Novel ini cukup menghibur, alurnya menarik. Tema buku sudah menjadi daya tarik tersendiri. Membuat kita penasaran dan tidak ingin berhenti membaca sebelum menyelesaikan kisah ini. Hanya saja ada beberapa  bagian yang entah mengapa menurut rasa saya sedikit membosankan.  Tapi hal itu cukup terasamarkan dengan banyaknya pelajaran yang bisa kita ambil dari kisah ini.

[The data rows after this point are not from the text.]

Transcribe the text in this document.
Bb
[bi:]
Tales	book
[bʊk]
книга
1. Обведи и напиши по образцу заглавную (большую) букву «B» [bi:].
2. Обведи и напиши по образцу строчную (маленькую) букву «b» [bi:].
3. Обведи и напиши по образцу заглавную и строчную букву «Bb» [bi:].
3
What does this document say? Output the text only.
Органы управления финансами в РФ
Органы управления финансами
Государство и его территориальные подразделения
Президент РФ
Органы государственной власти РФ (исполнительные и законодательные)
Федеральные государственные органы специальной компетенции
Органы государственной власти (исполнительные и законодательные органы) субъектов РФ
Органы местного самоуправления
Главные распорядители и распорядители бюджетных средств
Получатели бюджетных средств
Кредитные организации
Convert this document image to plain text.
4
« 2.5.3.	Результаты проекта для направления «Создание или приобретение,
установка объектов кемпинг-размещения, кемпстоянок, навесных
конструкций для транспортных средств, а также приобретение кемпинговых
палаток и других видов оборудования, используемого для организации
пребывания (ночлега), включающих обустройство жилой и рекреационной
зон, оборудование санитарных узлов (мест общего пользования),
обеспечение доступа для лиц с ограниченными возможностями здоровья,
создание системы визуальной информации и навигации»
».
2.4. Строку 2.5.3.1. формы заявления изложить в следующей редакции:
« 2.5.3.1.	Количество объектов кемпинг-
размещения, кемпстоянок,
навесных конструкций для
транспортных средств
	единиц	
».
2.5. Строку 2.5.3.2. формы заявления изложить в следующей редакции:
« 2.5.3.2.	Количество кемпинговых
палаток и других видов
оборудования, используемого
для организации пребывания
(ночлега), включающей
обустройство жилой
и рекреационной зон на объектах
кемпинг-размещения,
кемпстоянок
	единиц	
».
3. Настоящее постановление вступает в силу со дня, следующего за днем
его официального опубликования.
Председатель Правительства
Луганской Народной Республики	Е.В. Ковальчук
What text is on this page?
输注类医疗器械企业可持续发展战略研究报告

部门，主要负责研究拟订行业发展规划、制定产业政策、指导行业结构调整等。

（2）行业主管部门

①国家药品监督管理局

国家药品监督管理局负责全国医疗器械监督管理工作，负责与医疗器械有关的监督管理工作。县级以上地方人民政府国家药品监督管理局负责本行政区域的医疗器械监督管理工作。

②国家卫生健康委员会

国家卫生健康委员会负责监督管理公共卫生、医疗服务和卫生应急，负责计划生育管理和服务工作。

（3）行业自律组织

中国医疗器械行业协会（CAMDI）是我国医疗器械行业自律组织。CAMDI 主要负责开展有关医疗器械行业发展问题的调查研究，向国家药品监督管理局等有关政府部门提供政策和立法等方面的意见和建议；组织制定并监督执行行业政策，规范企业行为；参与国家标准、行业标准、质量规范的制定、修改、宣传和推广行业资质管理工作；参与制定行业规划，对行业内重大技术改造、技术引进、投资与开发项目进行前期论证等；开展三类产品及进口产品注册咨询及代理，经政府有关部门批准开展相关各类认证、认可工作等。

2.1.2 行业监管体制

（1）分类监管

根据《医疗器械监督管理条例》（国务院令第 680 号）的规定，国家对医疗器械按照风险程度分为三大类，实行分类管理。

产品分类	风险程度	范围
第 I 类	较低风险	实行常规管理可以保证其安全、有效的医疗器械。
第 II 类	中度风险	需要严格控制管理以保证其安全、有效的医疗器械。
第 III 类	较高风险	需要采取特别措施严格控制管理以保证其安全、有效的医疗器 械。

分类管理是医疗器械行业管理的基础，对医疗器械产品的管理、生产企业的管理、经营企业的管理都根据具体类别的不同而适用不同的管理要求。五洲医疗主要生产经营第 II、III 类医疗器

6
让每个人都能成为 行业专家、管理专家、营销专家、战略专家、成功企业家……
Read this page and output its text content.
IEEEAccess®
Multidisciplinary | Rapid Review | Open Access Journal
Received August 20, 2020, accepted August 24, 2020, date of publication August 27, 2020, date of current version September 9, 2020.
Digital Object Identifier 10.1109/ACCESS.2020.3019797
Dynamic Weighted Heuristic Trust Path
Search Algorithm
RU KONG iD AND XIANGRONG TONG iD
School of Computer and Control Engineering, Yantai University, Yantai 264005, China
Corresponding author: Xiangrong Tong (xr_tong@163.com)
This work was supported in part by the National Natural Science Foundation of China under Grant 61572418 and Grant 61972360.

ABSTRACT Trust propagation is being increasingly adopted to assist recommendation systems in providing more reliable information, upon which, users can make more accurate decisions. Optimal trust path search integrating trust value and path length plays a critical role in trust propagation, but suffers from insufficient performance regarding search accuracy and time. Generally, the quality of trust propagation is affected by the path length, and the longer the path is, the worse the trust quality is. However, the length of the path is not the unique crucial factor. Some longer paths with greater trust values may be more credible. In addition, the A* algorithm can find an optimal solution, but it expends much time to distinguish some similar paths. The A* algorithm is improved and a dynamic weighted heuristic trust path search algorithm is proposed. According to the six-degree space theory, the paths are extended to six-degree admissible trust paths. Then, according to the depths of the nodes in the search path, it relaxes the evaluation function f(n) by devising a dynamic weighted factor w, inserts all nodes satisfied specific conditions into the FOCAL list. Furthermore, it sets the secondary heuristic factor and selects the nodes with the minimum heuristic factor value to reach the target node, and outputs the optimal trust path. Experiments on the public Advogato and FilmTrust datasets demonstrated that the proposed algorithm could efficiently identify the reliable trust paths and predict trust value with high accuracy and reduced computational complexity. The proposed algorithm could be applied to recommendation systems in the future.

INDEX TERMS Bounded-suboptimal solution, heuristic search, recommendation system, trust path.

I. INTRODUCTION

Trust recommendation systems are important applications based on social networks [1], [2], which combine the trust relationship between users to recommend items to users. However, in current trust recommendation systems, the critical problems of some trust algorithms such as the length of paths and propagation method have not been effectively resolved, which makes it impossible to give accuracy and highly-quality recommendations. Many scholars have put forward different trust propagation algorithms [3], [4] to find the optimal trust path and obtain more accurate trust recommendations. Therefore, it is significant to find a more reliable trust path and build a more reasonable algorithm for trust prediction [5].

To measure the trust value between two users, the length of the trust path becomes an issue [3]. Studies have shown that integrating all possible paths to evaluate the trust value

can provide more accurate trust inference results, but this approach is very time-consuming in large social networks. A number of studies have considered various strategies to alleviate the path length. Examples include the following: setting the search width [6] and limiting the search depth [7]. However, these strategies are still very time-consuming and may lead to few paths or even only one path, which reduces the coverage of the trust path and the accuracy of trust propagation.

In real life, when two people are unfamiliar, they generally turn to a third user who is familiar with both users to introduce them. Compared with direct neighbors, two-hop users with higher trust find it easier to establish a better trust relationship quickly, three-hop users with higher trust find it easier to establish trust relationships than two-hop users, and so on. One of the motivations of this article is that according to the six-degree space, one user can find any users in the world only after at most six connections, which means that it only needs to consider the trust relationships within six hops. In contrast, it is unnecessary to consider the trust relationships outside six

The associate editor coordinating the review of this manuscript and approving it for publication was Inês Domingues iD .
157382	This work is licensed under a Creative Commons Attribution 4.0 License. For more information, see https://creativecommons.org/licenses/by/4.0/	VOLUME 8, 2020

Secara tidak langsung A.J menjabarkan bagaimana proses yang perlu dilakukan bagi siapa saja yang ingin menulis—yaitu mau membaca dan mulai menulis—itulah pokok utamanya. Di sini A.J juga menyuarakan kekhawatirannya perihal buku elektronik yang sejatinya bisa menurunkan minat baca.
“Buku elektronik bukan hanya akan menghancurkan bisnisku, tapi lebih buruk lagi, membuat berabad-abda budaya baca yang kuat mengalami penurunan dengan pasti dan cepat.” (hal 229).

Dari perjalanan hidup A.J, kita juga diajari untuk menjadi sosok kuat dan harus bangkit, meski banyak cobaan yang menerpa kita. Tak ada sesuatu yang abadi, oleh karena itu kita harus sabar ketika mendapat ujian dan selalu kuat untuk bertahan semaksimal mungkin.

Dan saya sangat setuju dengan pemikiran Nicole dan A.J sebelum mereka membangun Island Books ini di Alice “Sebuah tempat kurang sempurna tanpa toko buku.” (hal 212).